Corporate communications stalwart Webex has developed Hologram, a collaboration system that uses a 12-camera array on one end to transmit a 3D image to a colleague wearing virtual reality goggles on the other end. Holoconnects and Proto each offer large projection boxes—roughly 88 inches tall—in which a life-sized person (broadcasting from a remote studio) can appear without the audience needing special goggles. (Proto also offers a smaller version that’s about a fourth the size, geared more towards tabletop presentations.) And DVE, the self-proclaimed pioneers in augmented reality presence, foregoes the box approach in favor of a large translucent panel on which to project its holographic images. 

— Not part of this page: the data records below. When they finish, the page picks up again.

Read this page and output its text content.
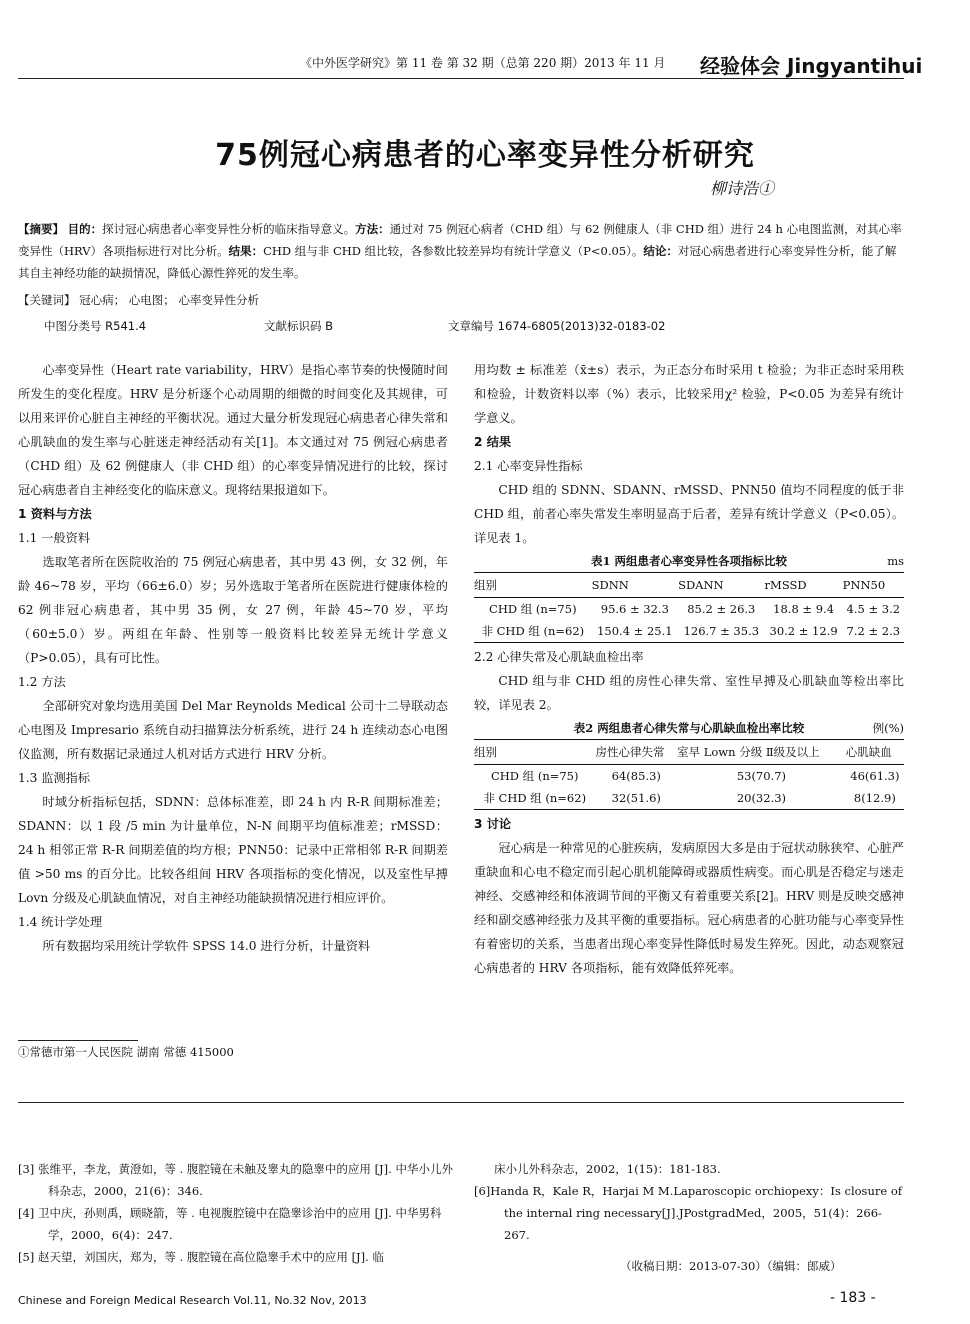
《中外医学研究》第 11 卷 第 32 期（总第 220 期）2013 年 11 月 经验体会 Jingyantihui
75例冠心病患者的心率变异性分析研究
柳诗浩①
【摘要】 目的：探讨冠心病患者心率变异性分析的临床指导意义。方法：通过对 75 例冠心病者（CHD 组）与 62 例健康人（非 CHD 组）进行 24 h 心电图监测，对其心率变异性（HRV）各项指标进行对比分析。结果：CHD 组与非 CHD 组比较，各参数比较差异均有统计学意义（P<0.05）。结论：对冠心病患者进行心率变异性分析，能了解其自主神经功能的缺损情况，降低心源性猝死的发生率。
【关键词】 冠心病； 心电图； 心率变异性分析
中图分类号 R541.4	文献标识码 B	文章编号 1674-6805(2013)32-0183-02

心率变异性（Heart rate variability，HRV）是指心率节奏的快慢随时间所发生的变化程度。HRV 是分析逐个心动周期的细微的时间变化及其规律，可以用来评价心脏自主神经的平衡状况。通过大量分析发现冠心病患者心律失常和心肌缺血的发生率与心脏迷走神经活动有关[1]。本文通过对 75 例冠心病患者（CHD 组）及 62 例健康人（非 CHD 组）的心率变异情况进行的比较，探讨冠心病患者自主神经变化的临床意义。现将结果报道如下。

1 资料与方法

1.1 一般资料

选取笔者所在医院收治的 75 例冠心病患者，其中男 43 例，女 32 例，年龄 46~78 岁，平均（66±6.0）岁；另外选取于笔者所在医院进行健康体检的 62 例非冠心病患者，其中男 35 例，女 27 例，年龄 45~70 岁，平均（60±5.0）岁。两组在年龄、性别等一般资料比较差异无统计学意义（P>0.05），具有可比性。

1.2 方法

全部研究对象均选用美国 Del Mar Reynolds Medical 公司十二导联动态心电图及 Impresario 系统自动扫描算法分析系统，进行 24 h 连续动态心电图仪监测，所有数据记录通过人机对话方式进行 HRV 分析。

1.3 监测指标

时域分析指标包括，SDNN：总体标准差，即 24 h 内 R-R 间期标准差；SDANN：以 1 段 /5 min 为计量单位，N-N 间期平均值标准差；rMSSD：24 h 相邻正常 R-R 间期差值的均方根；PNN50：记录中正常相邻 R-R 间期差值 >50 ms 的百分比。比较各组间 HRV 各项指标的变化情况，以及室性早搏 Lovn 分级及心肌缺血情况，对自主神经功能缺损情况进行相应评价。

1.4 统计学处理

所有数据均采用统计学软件 SPSS 14.0 进行分析，计量资料

用均数 ± 标准差（x̄±s）表示，为正态分布时采用 t 检验；为非正态时采用秩和检验，计数资料以率（%）表示，比较采用χ² 检验，P<0.05 为差异有统计学意义。

2 结果

2.1 心率变异性指标

CHD 组的 SDNN、SDANN、rMSSD、PNN50 值均不同程度的低于非 CHD 组，前者心率失常发生率明显高于后者，差异有统计学意义（P<0.05）。详见表 1。

表1 两组患者心率变异性各项指标比较	ms
组别	SDNN	SDANN	rMSSD	PNN50
CHD 组 (n=75)	95.6 ± 32.3	85.2 ± 26.3	18.8 ± 9.4	4.5 ± 3.2
非 CHD 组 (n=62)	150.4 ± 25.1	126.7 ± 35.3	30.2 ± 12.9	7.2 ± 2.3

2.2 心律失常及心肌缺血检出率

CHD 组与非 CHD 组的房性心律失常、室性早搏及心肌缺血等检出率比较，详见表 2。

表2 两组患者心律失常与心肌缺血检出率比较	例(%)
组别	房性心律失常	室早 Lown 分级 Ⅱ级及以上	心肌缺血
CHD 组 (n=75)	64(85.3)	53(70.7)	46(61.3)
非 CHD 组 (n=62)	32(51.6)	20(32.3)	8(12.9)

3 讨论

冠心病是一种常见的心脏疾病，发病原因大多是由于冠状动脉狭窄、心脏严重缺血和心电不稳定而引起心肌机能障碍或器质性病变。而心肌是否稳定与迷走神经、交感神经和体液调节间的平衡又有着重要关系[2]。HRV 则是反映交感神经和副交感神经张力及其平衡的重要指标。冠心病患者的心脏功能与心率变异性有着密切的关系，当患者出现心率变异性降低时易发生猝死。因此，动态观察冠心病患者的 HRV 各项指标，能有效降低猝死率。

①常德市第一人民医院 湖南 常德 415000
[3] 张维平，李龙，黄澄如，等 . 腹腔镜在未触及睾丸的隐睾中的应用 [J]. 中华小儿外科杂志，2000，21(6)：346.
[4] 卫中庆，孙则禹，顾晓箭，等 . 电视腹腔镜中在隐睾诊治中的应用 [J]. 中华男科学，2000，6(4)：247.
[5] 赵天望，刘国庆，郑为，等 . 腹腔镜在高位隐睾手术中的应用 [J]. 临
床小儿外科杂志，2002，1(15)：181-183.
[6]Handa R，Kale R，Harjai M M.Laparoscopic orchiopexy：Is closure of the internal ring necessary[J].JPostgradMed，2005，51(4)：266-267.
（收稿日期：2013-07-30）（编辑：郎威）
Chinese and Foreign Medical Research Vol.11, No.32 Nov, 2013	- 183 -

But, while we may see some broadcasters, conference programmers, concert producers and high-end retailers using holography solutions, the technology is still pretty inaccessible and prohibitively expensive for most of us. At least for the moment then, we may just have to settle for using such familiar 2D video conferencing solutions as Zoom, Skype, Teams, and Meet. But the future of video collaboration feels (at least figuratively) within reach. 

SUMMARY 
Video is no longer merely a medium by which we passively consume entertainment in our living rooms. Increasingly, it’s being integrated as a method for communicating in business and expressing ourselves in leisure. This deep dive into video conferencing innovations past, current and future includes an all-seeing birdlike device, three-dimensional avatars, an expressive multi-screened humanoid head, to and the holography that’s starting to peek over the not-too-distant horizon.